Ancrod for Acute Ischemic Stroke: A New Dosing Regimen Derived from Analysis of Prior Ancrod Stroke Studies

2009 
Background Ancrod, a fibrinogen-reducing agent, has been evaluated as treatment beginning within 3 or 6 hours of onset of acute ischemic stroke with inconsistent results. The data sets from these studies provide an opportunity to determine whether ancrod-related variables are associated with efficacy and safety.

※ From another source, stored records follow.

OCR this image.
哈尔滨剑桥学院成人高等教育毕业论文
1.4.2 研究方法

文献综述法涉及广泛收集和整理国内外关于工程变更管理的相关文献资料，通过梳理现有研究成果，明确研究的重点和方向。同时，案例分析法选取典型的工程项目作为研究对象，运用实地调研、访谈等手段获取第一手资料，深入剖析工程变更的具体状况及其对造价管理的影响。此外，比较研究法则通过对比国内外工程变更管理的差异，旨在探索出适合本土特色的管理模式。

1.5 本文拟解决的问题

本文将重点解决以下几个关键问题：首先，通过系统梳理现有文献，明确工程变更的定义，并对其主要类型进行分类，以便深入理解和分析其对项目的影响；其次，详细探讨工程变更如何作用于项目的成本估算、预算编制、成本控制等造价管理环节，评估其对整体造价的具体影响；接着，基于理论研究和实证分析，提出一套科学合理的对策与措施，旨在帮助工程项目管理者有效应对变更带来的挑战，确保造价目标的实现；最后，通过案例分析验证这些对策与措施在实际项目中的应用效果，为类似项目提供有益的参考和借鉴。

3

Objective This post hoc analysis of data from the Stroke Treatment with Ancrod Trial (STAT) analyzed ancrod-related variables as potential determinants of efficacy or safety. The resulting hypotheses were then tested in the European STAT (ESTAT) database. Methods The relationships between ancrod-related variables and the outcomes of efficacy and symptomatic intracranial hemorrhage (ICH) were analyzed using a 3-stage multivariate process. Results Good clinical outcome at 3 months based on the Barthel Index occurred almost twice as often in rapid defibrinogenators (≥30 mg/dL/h) (52%) as in slow defibrinogenators (26%), with no increase in mortality or symptomatic ICH. Compared with a 20.7% incidence of symptomatic ICH in patients with mean post–9-hour fibrinogen levels less than or equal to 60 mg/dL, symptomatic ICH incidence was 0.8% in those with mean levels greater than 60 mg/dL (with no loss of efficacy). There were no symptomatic ICHs among 220 North American patients with mean levels greater than 70 mg/dL. It was hypothesized that an initial controlled rapid ancrod infusion with mean post-9-hour fibrinogen levels greater than 70 mg/dL would yield superior efficacy and safety. Such ESTAT patients had statistically significant efficacy versus placebo and a marked reduction in the incidence of symptomatic ICH versus patients taking ancrod with lower maintenance fibrinogen levels. Conclusion Modifications to ancrod dosing may substantially improve efficacy while reducing the rate of symptomatic ICH.